You might have seen reported last week that Paul Hogan and his now ex-wife Linda Kozlowski have come to an agreement on how to split their assets. Apparently Linda gets a cool $6 million and to live in their house in Venice Beach for another few years. Hoges gets to keep Crocodile Dundee.
The Crocodile Dundee movies tend to split opinion, though most people agree that each movie was less appealing than the last. I'm quite partial to them, especially the first one. Hogan and John 'Strop' Cornell wrote a movie that played on many of the stereotypes – some true, some less so – of the Australian outback, and seeing Hoges and John Meillon in action still makes me smile today.
Perhaps my favourite is the scene when Mick Dundee cooks up some bush food, before offering it to Linda (as US journalist Sue Charlton). She asks him if he is going to have any, and his reply, immortally, is 'Well, you can live on it, but it tastes like s…"
It's a great line, and it's something many people should remember when it comes to investing (be honest, you were wondering what Crocodile Dundee had to do with investing, weren't you?).
Gold? No. Iron Ore? Nah… Show Me The Dividends!
At Motley Fool Share Advisor, we make share recommendations (yes, we're beating the market, thanks for asking), but that's not all we do.

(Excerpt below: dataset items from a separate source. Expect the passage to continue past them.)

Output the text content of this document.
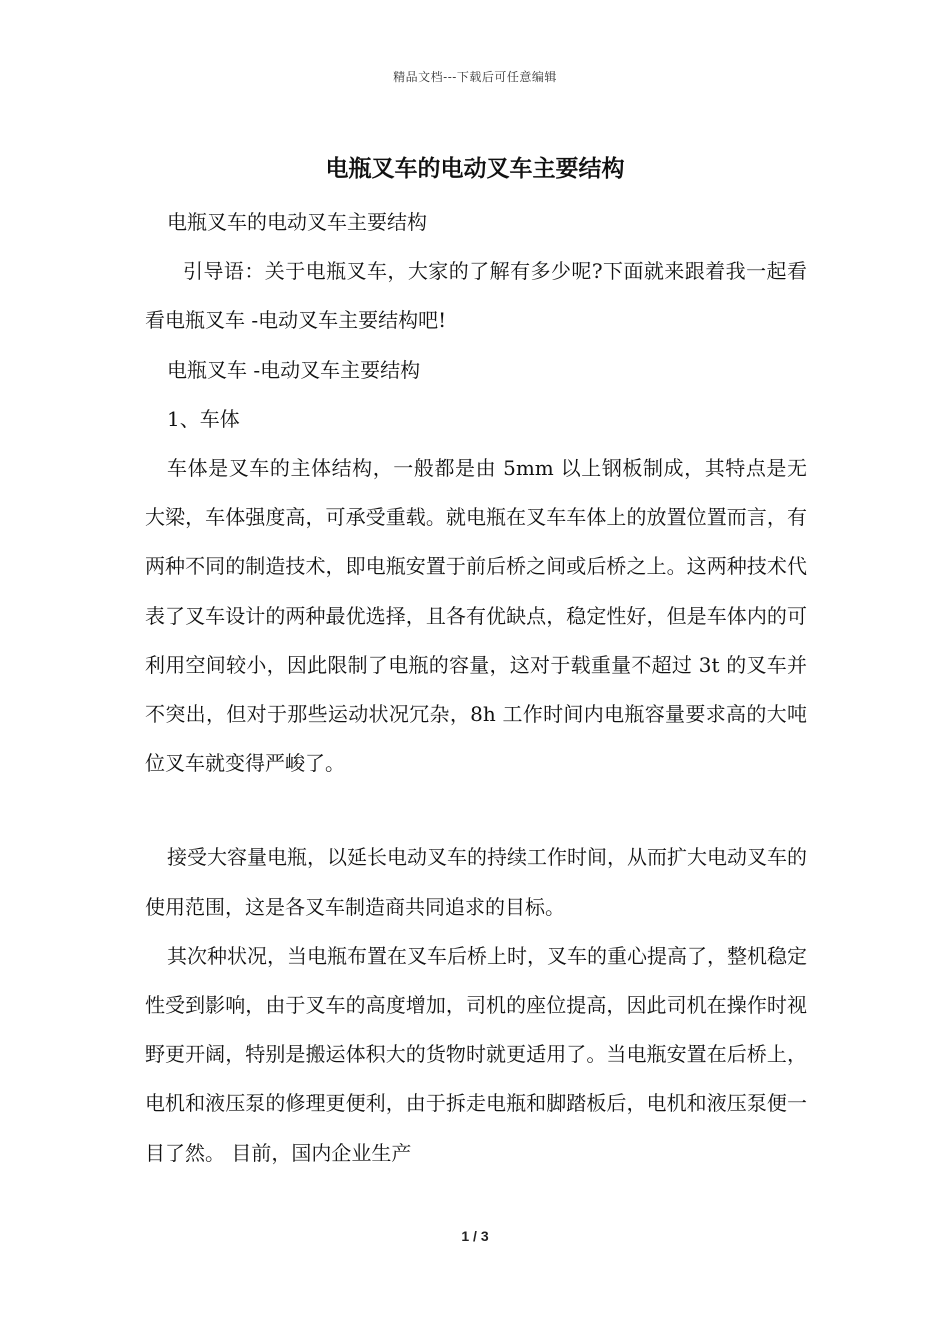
精品文档---下载后可任意编辑
电瓶叉车的电动叉车主要结构

电瓶叉车的电动叉车主要结构

引导语：关于电瓶叉车，大家的了解有多少呢?下面就来跟着我一起看看电瓶叉车 -电动叉车主要结构吧!

电瓶叉车 -电动叉车主要结构

1、车体

车体是叉车的主体结构，一般都是由 5mm 以上钢板制成，其特点是无大梁，车体强度高，可承受重载。就电瓶在叉车车体上的放置位置而言，有两种不同的制造技术，即电瓶安置于前后桥之间或后桥之上。这两种技术代表了叉车设计的两种最优选择，且各有优缺点，稳定性好，但是车体内的可利用空间较小，因此限制了电瓶的容量，这对于载重量不超过 3t 的叉车并不突出，但对于那些运动状况冗杂，8h 工作时间内电瓶容量要求高的大吨位叉车就变得严峻了。

接受大容量电瓶，以延长电动叉车的持续工作时间，从而扩大电动叉车的使用范围，这是各叉车制造商共同追求的目标。

其次种状况，当电瓶布置在叉车后桥上时，叉车的重心提高了，整机稳定性受到影响，由于叉车的高度增加，司机的座位提高，因此司机在操作时视野更开阔，特别是搬运体积大的货物时就更适用了。当电瓶安置在后桥上，电机和液压泵的修理更便利，由于拆走电瓶和脚踏板后，电机和液压泵便一目了然。 目前，国内企业生产

1 / 3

Core to our company's purpose is to help our members become better investors.
We get a nice 'pulse' on the market from the correspondence we receive. When the gold price was flying high, we were lambasted for missing the point. Ditto iron ore.
We don't hear much about either these days.

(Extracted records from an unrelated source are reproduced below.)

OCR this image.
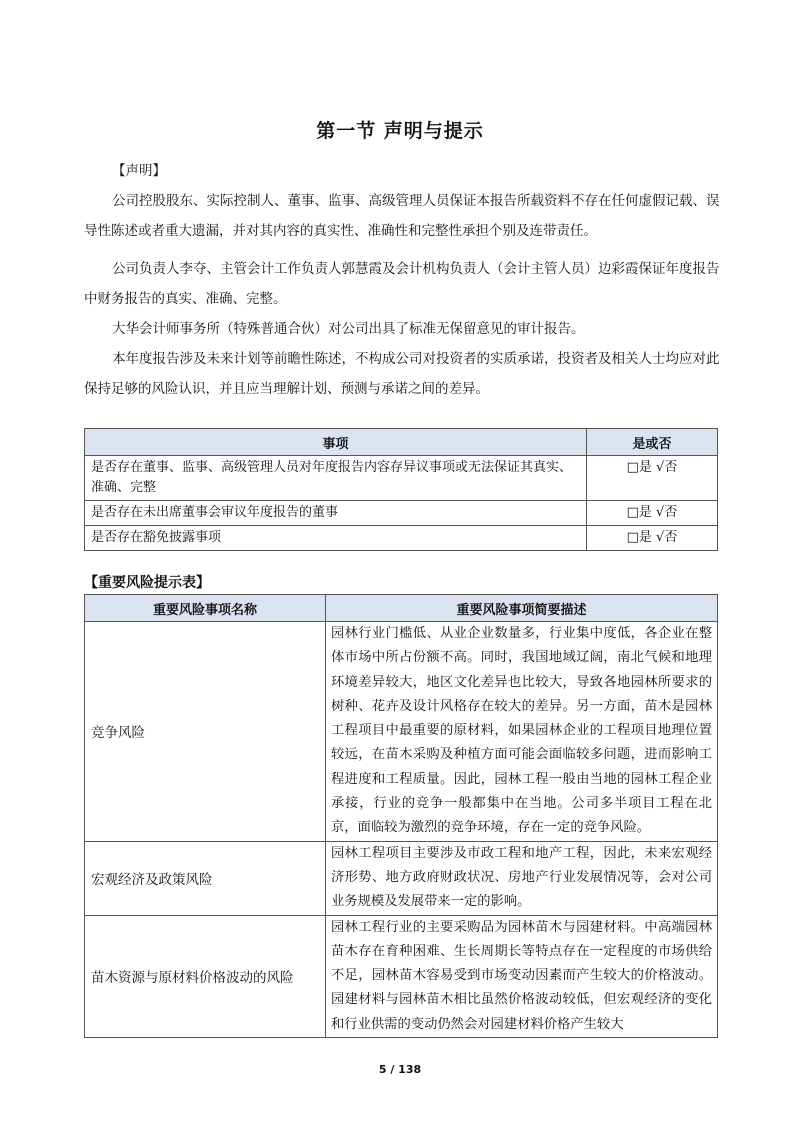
第一节 声明与提示

【声明】

公司控股股东、实际控制人、董事、监事、高级管理人员保证本报告所载资料不存在任何虚假记载、误导性陈述或者重大遗漏，并对其内容的真实性、准确性和完整性承担个别及连带责任。

公司负责人李夺、主管会计工作负责人郭慧霞及会计机构负责人（会计主管人员）边彩霞保证年度报告中财务报告的真实、准确、完整。

大华会计师事务所（特殊普通合伙）对公司出具了标准无保留意见的审计报告。

本年度报告涉及未来计划等前瞻性陈述，不构成公司对投资者的实质承诺，投资者及相关人士均应对此保持足够的风险认识，并且应当理解计划、预测与承诺之间的差异。

事项	是或否
是否存在董事、监事、高级管理人员对年度报告内容存异议事项或无法保证其真实、准确、完整	□是 √否
是否存在未出席董事会审议年度报告的董事	□是 √否
是否存在豁免披露事项	□是 √否
【重要风险提示表】
重要风险事项名称	重要风险事项简要描述
竞争风险	园林行业门槛低、从业企业数量多，行业集中度低，各企业在整体市场中所占份额不高。同时，我国地域辽阔，南北气候和地理环境差异较大，地区文化差异也比较大，导致各地园林所要求的树种、花卉及设计风格存在较大的差异。另一方面，苗木是园林工程项目中最重要的原材料，如果园林企业的工程项目地理位置较远，在苗木采购及种植方面可能会面临较多问题，进而影响工程进度和工程质量。因此，园林工程一般由当地的园林工程企业承接，行业的竞争一般都集中在当地。公司多半项目工程在北京，面临较为激烈的竞争环境，存在一定的竞争风险。
宏观经济及政策风险	园林工程项目主要涉及市政工程和地产工程，因此，未来宏观经济形势、地方政府财政状况、房地产行业发展情况等，会对公司业务规模及发展带来一定的影响。
苗木资源与原材料价格波动的风险	园林工程行业的主要采购品为园林苗木与园建材料。中高端园林苗木存在育种困难、生长周期长等特点存在一定程度的市场供给不足，园林苗木容易受到市场变动因素而产生较大的价格波动。园建材料与园林苗木相比虽然价格波动较低，但宏观经济的变化和行业供需的变动仍然会对园建材料价格产生较大
5 / 138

But recent emails have clustered around a couple of themes which, if you'll excuse the language, are of the 'you can live on it, but it takes like s…' variety.

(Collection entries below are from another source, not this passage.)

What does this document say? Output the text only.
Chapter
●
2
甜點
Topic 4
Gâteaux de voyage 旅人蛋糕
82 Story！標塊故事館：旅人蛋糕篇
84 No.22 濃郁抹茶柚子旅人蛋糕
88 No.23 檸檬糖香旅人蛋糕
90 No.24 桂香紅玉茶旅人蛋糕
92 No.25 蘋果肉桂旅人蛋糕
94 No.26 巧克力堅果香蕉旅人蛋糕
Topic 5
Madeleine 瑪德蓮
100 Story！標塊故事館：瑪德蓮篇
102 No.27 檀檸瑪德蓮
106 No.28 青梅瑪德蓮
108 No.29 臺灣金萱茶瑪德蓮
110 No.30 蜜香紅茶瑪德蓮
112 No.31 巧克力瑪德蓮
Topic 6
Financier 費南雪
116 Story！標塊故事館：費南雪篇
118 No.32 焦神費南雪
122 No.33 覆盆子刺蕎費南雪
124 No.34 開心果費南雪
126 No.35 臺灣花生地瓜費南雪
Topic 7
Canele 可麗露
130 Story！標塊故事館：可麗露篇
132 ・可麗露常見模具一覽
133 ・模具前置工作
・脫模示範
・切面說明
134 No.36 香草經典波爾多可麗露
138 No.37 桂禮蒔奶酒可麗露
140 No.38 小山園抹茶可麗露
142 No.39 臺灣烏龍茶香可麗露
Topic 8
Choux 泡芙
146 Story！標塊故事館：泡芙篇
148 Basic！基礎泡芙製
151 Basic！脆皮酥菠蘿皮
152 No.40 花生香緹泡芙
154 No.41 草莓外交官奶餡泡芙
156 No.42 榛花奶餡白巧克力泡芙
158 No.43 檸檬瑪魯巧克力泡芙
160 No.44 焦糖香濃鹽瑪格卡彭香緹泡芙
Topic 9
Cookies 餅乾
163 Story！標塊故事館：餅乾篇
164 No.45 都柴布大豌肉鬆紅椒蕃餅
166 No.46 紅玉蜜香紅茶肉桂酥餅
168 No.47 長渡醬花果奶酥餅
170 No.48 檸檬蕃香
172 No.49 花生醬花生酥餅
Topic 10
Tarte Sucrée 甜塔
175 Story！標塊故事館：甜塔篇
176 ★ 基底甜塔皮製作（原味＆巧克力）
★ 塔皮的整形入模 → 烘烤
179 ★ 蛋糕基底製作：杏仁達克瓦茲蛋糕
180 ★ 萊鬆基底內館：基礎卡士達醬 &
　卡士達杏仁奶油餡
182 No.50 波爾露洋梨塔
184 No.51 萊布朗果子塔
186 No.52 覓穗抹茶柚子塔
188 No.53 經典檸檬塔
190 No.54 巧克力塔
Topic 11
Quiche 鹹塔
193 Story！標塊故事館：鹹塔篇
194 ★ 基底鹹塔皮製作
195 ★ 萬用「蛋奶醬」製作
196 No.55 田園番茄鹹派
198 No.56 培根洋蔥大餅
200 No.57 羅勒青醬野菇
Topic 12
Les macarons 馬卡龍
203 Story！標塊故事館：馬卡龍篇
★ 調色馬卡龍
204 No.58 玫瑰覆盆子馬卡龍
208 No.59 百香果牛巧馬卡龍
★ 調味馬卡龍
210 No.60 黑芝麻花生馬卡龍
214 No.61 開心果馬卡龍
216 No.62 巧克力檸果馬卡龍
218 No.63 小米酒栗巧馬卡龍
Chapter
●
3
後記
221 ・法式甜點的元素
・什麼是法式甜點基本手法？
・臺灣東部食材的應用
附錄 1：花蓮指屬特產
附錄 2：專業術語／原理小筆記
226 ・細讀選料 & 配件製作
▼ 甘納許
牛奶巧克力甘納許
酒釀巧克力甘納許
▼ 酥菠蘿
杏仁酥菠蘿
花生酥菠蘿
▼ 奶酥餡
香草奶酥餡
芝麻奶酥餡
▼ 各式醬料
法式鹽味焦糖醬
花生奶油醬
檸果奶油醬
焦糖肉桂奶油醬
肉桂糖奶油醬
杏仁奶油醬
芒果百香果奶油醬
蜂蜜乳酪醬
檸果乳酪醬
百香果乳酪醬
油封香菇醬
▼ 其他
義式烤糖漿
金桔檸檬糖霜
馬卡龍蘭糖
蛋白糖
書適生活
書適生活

I've lost money… now what?
No-one likes losing money on shares, but it's an occupational hazard. Not on the total portfolio over the long term, but individual positions. Even the best stock pickers aren't right all the time, and occasional losses are unavoidable.
There is a big difference between 'I've done my dough' and 'the shares are down temporarily'. But being able to tell the difference isn't always easy. We all know the panic-merchant who sees their shares down 5 or 10% and sells, swearing off the market. And the 'true believer' who is down 80% but still hoping for a lottery ticket-like return. There's a fair chance they're both wrong.
In both situations you need to take a step back, and ask yourself a very simple question:
"Do I have confidence that the company can turn in a market-beating return from this point". Not 'Is it possible…?' or 'I hope…', but 'Do I have confidence'. Whether the share price is down 80% or up 200%, the same question applies… and the past can't help you.
Hope? Panic? You can live on it, but all too often it ends up tasting like you know what.
Show me the money!
I don't need to tell you that dividends are king. I love them, you love them, and overvalued banks are the result (that sound you can hear is thousands of bank shareholders typing up their angry emails). Bank share prices are a topic for another day, but dividends are top of the charts… with a bullet.
Investing with a focus on dividends is a tried and tested wealth-building strategy. I'm all for it… as long as you do it right. The big mistake many investors make, though, is focusing on the dividend at the expense of all else.
My father always told me 'If it looks too good to be true, it probably is', and he was dead right. Chasing a 10% yield is more often than not a ticket to the poor house – the yield looks good precisely because investors have bailed out, sending the share price crashing, and the yield skyrocketing. The market is sometimes wrong, but not that often. The other mistake is buying for yield and forgetting about the business. Sure a 7% payout sounds good, but if the share price falls 10%, you're 3% worse off than before you started.
The deal of the century? Chances are you can't even live on it, and you know what it'll taste like.
Invest Foolishly… and Profit
There are lots of 'possible' ways to make money in the stockmarket. Most of them just end up making money for those who are trying to sell you the 'next big thing'. Maybe you can live on it – maybe you can't — but it tastes like s…
Instead, there is a lot of money to be made — for you, not from those who are trying to sell you a magic formula or secret software — from keeping it simple, and not trying to look for lotto tickets or some complex trading strategy. Simple investing — great companies and good prices — almost always wins.